We understand Dr. xxxxxx concern, but we believe that he may not be aware of the flexibility provided to him under the ADA. Title III of the ADA was enacted to ensure that people with disabilities are not excluded from receiving the benefits and services provided by covered entities, including physicians. However, in enacting title III, Congress carefully struck a balance between the rights of people with disabilities to participate fully in activities of daily life and the legitimate economic needs of the service providers.
The ADA does require physicians to ensure effective communication with patients (and, for pediatric patients, with their parents or guardians.) When one of these individuals has a disability that affects communication (e.g., a hearing impairment), the ADA may require a physician to provide a sign language interpreter or other appropriate auxiliary aid to ensure effective communication, unless the physician can prove that providing the auxiliary aid will fundamentally alter the service or benefit that the physician is providing or result in an undue burden.
Ensuring effective communication does not necessarily require a physician to provide a sign language interpreter each time that a patient requests one. The physician has the right to select the auxiliary aid that will be provided and also the obligation to ensure that the selected method of communication is effective.
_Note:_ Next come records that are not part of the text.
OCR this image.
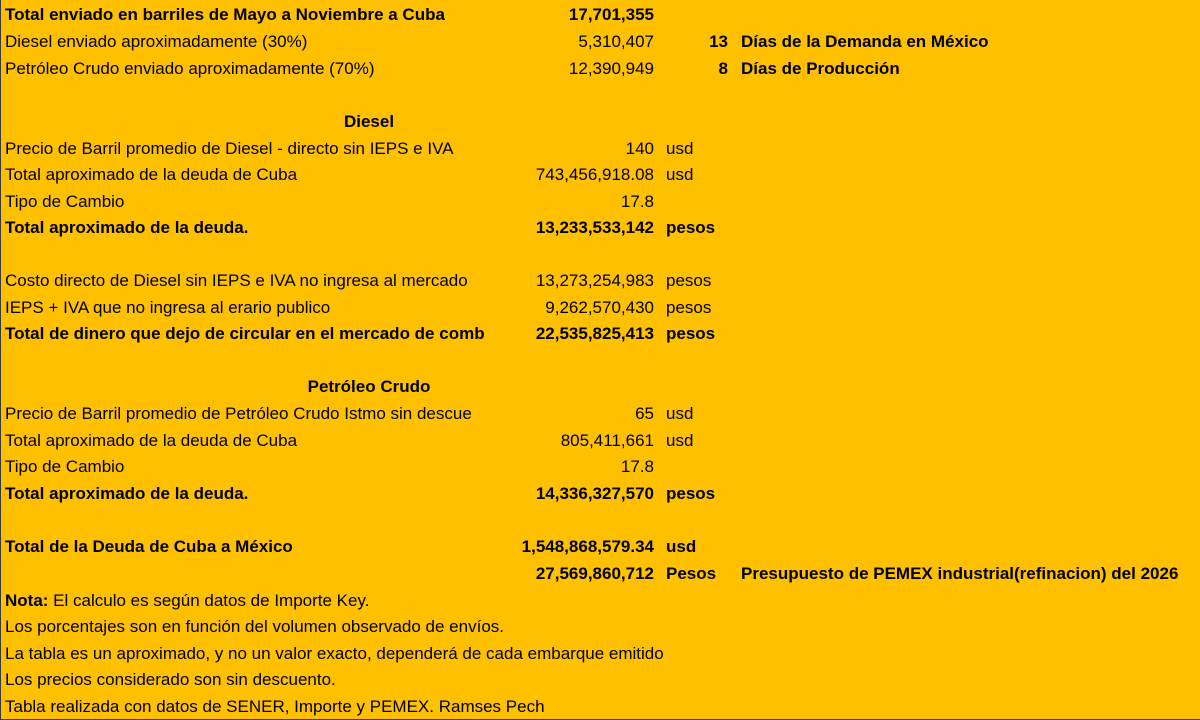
Total enviado en barriles de Mayo a Noviembre a Cuba	17,701,355
Diesel enviado aproximadamente (30%)	5,310,407	13 Días de la Demanda en México
Petróleo Crudo enviado aproximadamente (70%)	12,390,949	8 Días de Producción
Diesel
Precio de Barril promedio de Diesel - directo sin IEPS e IVA	140 usd
Total aproximado de la deuda de Cuba	743,456,918.08 usd
Tipo de Cambio	17.8
Total aproximado de la deuda.	13,233,533,142 pesos
Costo directo de Diesel sin IEPS e IVA no ingresa al mercado	13,273,254,983 pesos
IEPS + IVA que no ingresa al erario publico	9,262,570,430 pesos
Total de dinero que dejo de circular en el mercado de comb	22,535,825,413 pesos
Petróleo Crudo
Precio de Barril promedio de Petróleo Crudo Istmo sin descue	65 usd
Total aproximado de la deuda de Cuba	805,411,661 usd
Tipo de Cambio	17.8
Total aproximado de la deuda.	14,336,327,570 pesos
Total de la Deuda de Cuba a México	1,548,868,579.34 usd
27,569,860,712 Pesos Presupuesto de PEMEX industrial(refinacion) del 2026
Nota: El calculo es según datos de Importe Key.
Los porcentajes son en función del volumen observado de envíos.
La tabla es un aproximado, y no un valor exacto, dependerá de cada embarque emitido
Los precios considerado son sin descuento.
Tabla realizada con datos de SENER, Importe y PEMEX. Ramses Pech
In making this determination, the physician should consult with the patient to learn what auxiliary aids may be effective in the specific circumstances. For example, if a patient can communicate effectively in writing, then written communication through the exchange of notes or using a computer to facilitate conversation may be effective when a physician is explaining a simple procedure. However, if the information to be conveyed is lengthy or complex, or the patient has difficulty communicating in writing, then the use of written notes may be ineffective. The use of an interpreter may be the only effective form of communication. Thus, Dr. xxxx may not need to provide an interpreter for a routine office visit where paper-and-pen communication is sufficient to provide effective communication between him and his patient.
If an interpreter is necessary to provide effective communication, a physician must provide the interpreter without charge to the person with a disability unless it is an undue burden. The term "undue burden" means "significant difficulty or expense." Dr. xxxx states he was billed for two hours of interpreting services (apparently the "minimum" charges billed by the interpreter service) at a total fee of $60 even though the patient appointment lasted only 15 minutes. Thus, Dr. xxxx might be able to argue that these charges are within the "undue burden" standard as a "significant expense." Such an evaluation, however, is not based solely on a comparison of the interpreter costs to the revenue generated by the office visit at which the interpreter is present. Instead, the interpreting costs are considered in relationship to the overall financial resources of the practice and other mitigating factors such as the ability to spread costs throughout the general clientele and the availability of tax credits.
The Internal Revenue Code permits eligible small businesses to receive a tax credit for certain costs of ADA compliance. An eligible small business is one whose gross receipts do not exceed $1,000,000 or whose work force does not consist of more than 30 full-time workers. Qualifying businesses may claim a credit of up to 50 percent of eligible access expenditures that exceed $250 but do not exceed $10,250. Eligible access expenditures may include the costs of providing auxiliary aids and services to persons with disabilities. Further information on the tax credit can be obtained from a local Internal Revenue Service office, or by contacting the Office of Chief Counsel, Internal Revenue Service. The enclosed booklet also provides general information about the tax credit.
I hope this information will be helpful to you. Please do not hesitate to contact the Department if we can be of assistance in other matters.